Над аэродромом Веселое, чуточку в стороне, я набираю высоту 1500 метров. Мои товарищи поднимаются выше. Баражируем, не спуская глаз с летного поля Южная ночь темная — действительно ни зги не видно. И вдруг я замечаю — на взлетной полосе вроде бы движутся огни. Мгновенно перевожу свой истребитель в пикирование. Вечностью кажутся секунды в машине, летящей в черную пропасть… Сердце стучит, похоже, громче мотора, но мне не до эмоций — мозг работает в одном направлении: цель, только цель! И, загнав бомбардировщик в прицел, я бросаю две бомбы, тут же открываю огонь из пушек, пулеметов и вырываю машину из пикирования уже над самой взлетной полосой.
Помню, как заработали зенитки В темноте меня не видно, поэтому немцы лупили наугад — снаряды из шестиствольных «эрликонов» летели куда-то в сторону. А мы отбомбились, отстрелялись и спокойно взяли курс на свой аэродром.
В ту ночь летчики авиакорпуса выполнили сорок самолето-вылетов — не взлетел ни один гитлеровский бомбардировщик. Не появились они над переправой и на вторую ночь. Я снова отработал тогда группой вместе с Лебедевым и Маковским. Запомнилось, как Лебедев сбил «юнкерса» и тот взорвался прямо над полосой, осветив весь аэродром. Ничего себе красивое зрелище!
Но неожиданно для нас в третью ночь над переправами появились Ю-88; хотя снова немцы бомбили неудачно, однако бомбили. «В чем дело?» — недоумевали мы. Наши летчики совершили в ту ночь пятьдесят самолето-вылетов, ни один взлет гитлеровских бомбардировщиков обнаружен не был — откуда появились «юнкерсы»? Разобраться помог случай. Летчик Аккудинов сбил «лапотника» — так мы называли между собой самолет Ю-87 за его шасси, похожие на торчащие лапти, и пленный летчик рассказал, что на все ночные бомбардировщики они установили пламегасители. Вот, оказывается, почему мы не видели на полосе взлетающих «юнкерсов».
Принимаю решение: с наступлением темноты всю ночь бросать бомбы ОФАБ-50 на взлетную полосу — и самолетные стоянки. И снова успех!
Несколько позже пленный летчик с «юнкерса» откровенно признался, что наша ночная бомбардировка ошеломила их После первой же серии сброшенных бомб нужно было осматривать взлетную полосу, но как только осмотр и ремонт ее заканчивался, начиналась новая бомбардировка — и так всю ночь!
Словом, ночные действия своей авиации немцы прекратили.

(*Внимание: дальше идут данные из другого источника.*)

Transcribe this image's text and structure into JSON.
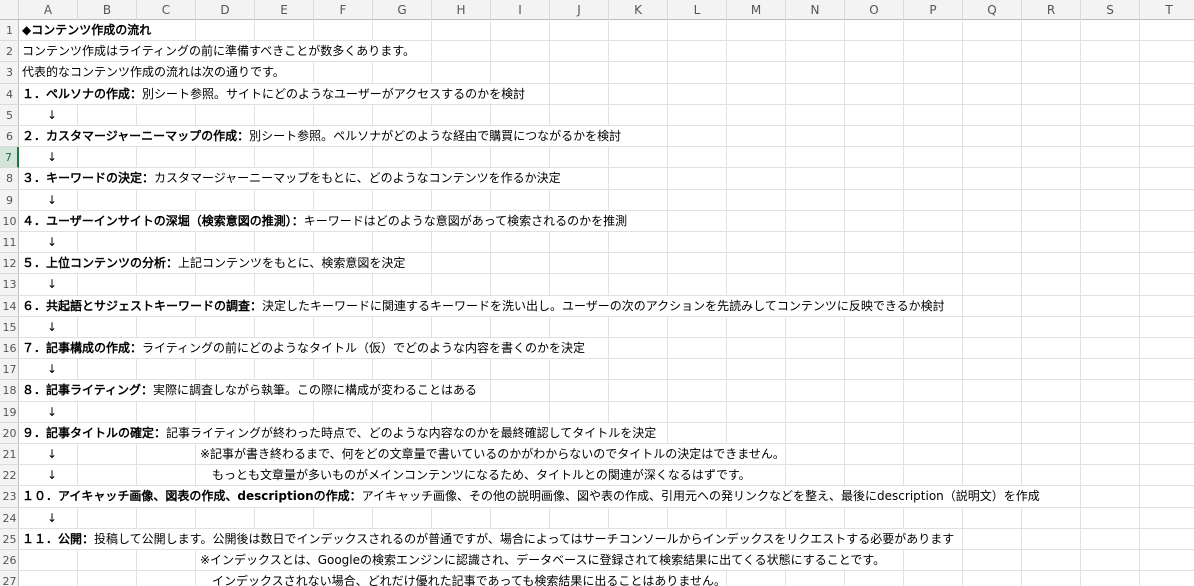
{
  "columns": [
    "A",
    "B",
    "C",
    "D",
    "E",
    "F",
    "G",
    "H",
    "I",
    "J",
    "K",
    "L",
    "M",
    "N",
    "O",
    "P",
    "Q",
    "R",
    "S",
    "T"
  ],
  "rows": [
    "1",
    "2",
    "3",
    "4",
    "5",
    "6",
    "7",
    "8",
    "9",
    "10",
    "11",
    "12",
    "13",
    "14",
    "15",
    "16",
    "17",
    "18",
    "19",
    "20",
    "21",
    "22",
    "23",
    "24",
    "25",
    "26",
    "27"
  ],
  "active_row": "7",
  "cells": [
    {
      "row": 1,
      "bold": "◆コンテンツ作成の流れ",
      "text": ""
    },
    {
      "row": 2,
      "bold": "",
      "text": "コンテンツ作成はライティングの前に準備すべきことが数多くあります。"
    },
    {
      "row": 3,
      "bold": "",
      "text": "代表的なコンテンツ作成の流れは次の通りです。"
    },
    {
      "row": 4,
      "bold": "１．ペルソナの作成：",
      "text": "別シート参照。サイトにどのようなユーザーがアクセスするのかを検討"
    },
    {
      "row": 6,
      "bold": "２．カスタマージャーニーマップの作成：",
      "text": "別シート参照。ペルソナがどのような経由で購買につながるかを検討"
    },
    {
      "row": 8,
      "bold": "３．キーワードの決定：",
      "text": "カスタマージャーニーマップをもとに、どのようなコンテンツを作るか決定"
    },
    {
      "row": 10,
      "bold": "４．ユーザーインサイトの深堀（検索意図の推測）：",
      "text": "キーワードはどのような意図があって検索されるのかを推測"
    },
    {
      "row": 12,
      "bold": "５．上位コンテンツの分析：",
      "text": "上記コンテンツをもとに、検索意図を決定"
    },
    {
      "row": 14,
      "bold": "６．共起語とサジェストキーワードの調査：",
      "text": "決定したキーワードに関連するキーワードを洗い出し。ユーザーの次のアクションを先読みしてコンテンツに反映できるか検討"
    },
    {
      "row": 16,
      "bold": "７．記事構成の作成：",
      "text": "ライティングの前にどのようなタイトル（仮）でどのような内容を書くのかを決定"
    },
    {
      "row": 18,
      "bold": "８．記事ライティング：",
      "text": "実際に調査しながら執筆。この際に構成が変わることはある"
    },
    {
      "row": 20,
      "bold": "９．記事タイトルの確定：",
      "text": "記事ライティングが終わった時点で、どのような内容なのかを最終確認してタイトルを決定"
    },
    {
      "row": 23,
      "bold": "１０．アイキャッチ画像、図表の作成、descriptionの作成：",
      "text": "アイキャッチ画像、その他の説明画像、図や表の作成、引用元への発リンクなどを整え、最後にdescription（説明文）を作成"
    },
    {
      "row": 25,
      "bold": "１１．公開：",
      "text": "投稿して公開します。公開後は数日でインデックスされるのが普通ですが、場合によってはサーチコンソールからインデックスをリクエストする必要があります"
    }
  ],
  "arrows": [
    5,
    7,
    9,
    11,
    13,
    15,
    17,
    19,
    21,
    22,
    24
  ],
  "arrow_glyph": "↓",
  "notes": [
    {
      "row": 21,
      "text": "※記事が書き終わるまで、何をどの文章量で書いているのかがわからないのでタイトルの決定はできません。"
    },
    {
      "row": 22,
      "text": "　もっとも文章量が多いものがメインコンテンツになるため、タイトルとの関連が深くなるはずです。"
    },
    {
      "row": 26,
      "text": "※インデックスとは、Googleの検索エンジンに認識され、データベースに登録されて検索結果に出てくる状態にすることです。"
    },
    {
      "row": 27,
      "text": "　インデックスされない場合、どれだけ優れた記事であっても検索結果に出ることはありません。"
    }
  ]
}
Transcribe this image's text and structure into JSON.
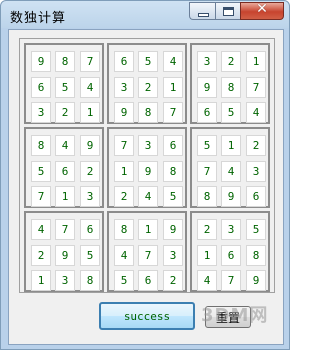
{
  "window": {
    "title": "数独计算",
    "minimize_glyph": "",
    "maximize_glyph": "",
    "close_glyph": "✕"
  },
  "grid": [
    [
      "9",
      "8",
      "7",
      "6",
      "5",
      "4",
      "3",
      "2",
      "1"
    ],
    [
      "6",
      "5",
      "4",
      "3",
      "2",
      "1",
      "9",
      "8",
      "7"
    ],
    [
      "3",
      "2",
      "1",
      "9",
      "8",
      "7",
      "6",
      "5",
      "4"
    ],
    [
      "8",
      "4",
      "9",
      "7",
      "3",
      "6",
      "5",
      "1",
      "2"
    ],
    [
      "5",
      "6",
      "2",
      "1",
      "9",
      "8",
      "7",
      "4",
      "3"
    ],
    [
      "7",
      "1",
      "3",
      "2",
      "4",
      "5",
      "8",
      "9",
      "6"
    ],
    [
      "4",
      "7",
      "6",
      "8",
      "1",
      "9",
      "2",
      "3",
      "5"
    ],
    [
      "2",
      "9",
      "5",
      "4",
      "7",
      "3",
      "1",
      "6",
      "8"
    ],
    [
      "1",
      "3",
      "8",
      "5",
      "6",
      "2",
      "4",
      "7",
      "9"
    ]
  ],
  "buttons": {
    "success_label": "success",
    "redo_label": "重置"
  },
  "watermark": "3DM网"
}
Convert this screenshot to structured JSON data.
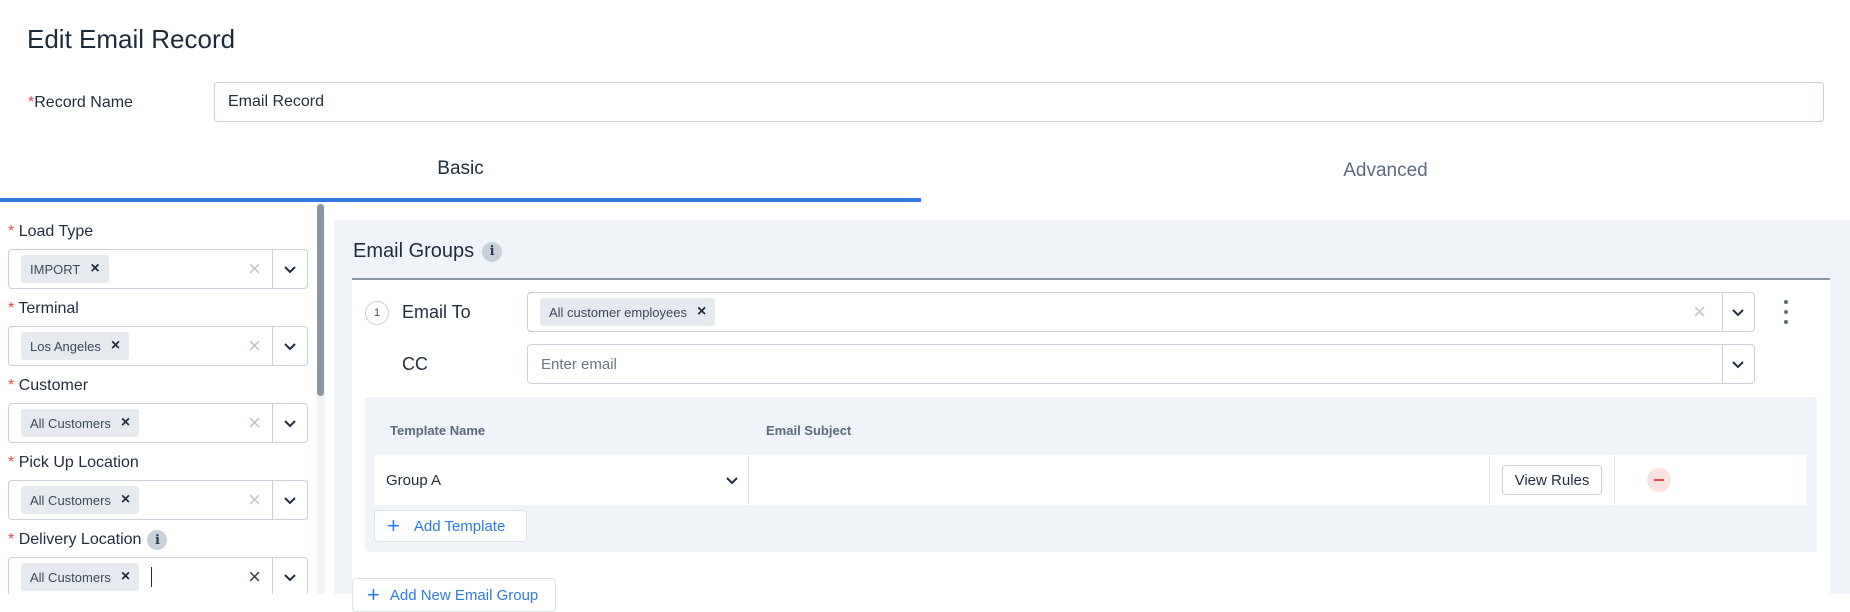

Сивашские переправы мы отстояли.
Наступление наших наземных войск в Крыму было настолько стремительным, что, приземляясь на аэродромах противника, мы нередко заставали в летных столовых еще дымящиеся котлы с пищей. Так было и после прорыва танкового корпуса генерала Васильева. Следом за танкистами для организации управления боевой работой авиации я прилетел на полевой аэродром Веселое и нашел там три совершенно исправных «мессершмитта». Как мы обошлись с трофеями, расскажу чуть позже. А вот первое, что мне бросилось на отвоеванном аэродроме в глаза, над чем пилоты потом долго смеялись, о чем не могу не припомнить сейчас, — это знакомство с вражеской в общем-то информированностью о наших летных кадрах.
Осматривая аэродромные помещения и постройки для использования их в работе — а возвращались полки на родные аэродромные поля навсегда, — мы увидели, какими немцы «представляли» себе известных наших воздушных бойцов. Умелой рукой на стенах деревянного барака были нарисованы «портреты» Покрышкина, Амет Хан-Султана, Речкалова, Маковского… Был там и мой «портрет». Но вот деталь: кому-то к голове пририсовано туловище пантеры, держащей за хвост «мессершмитт», кому-то льва, огнедышащей кобры… Видно, страху немцам мы нагнали большого, коль они нас такими изображали!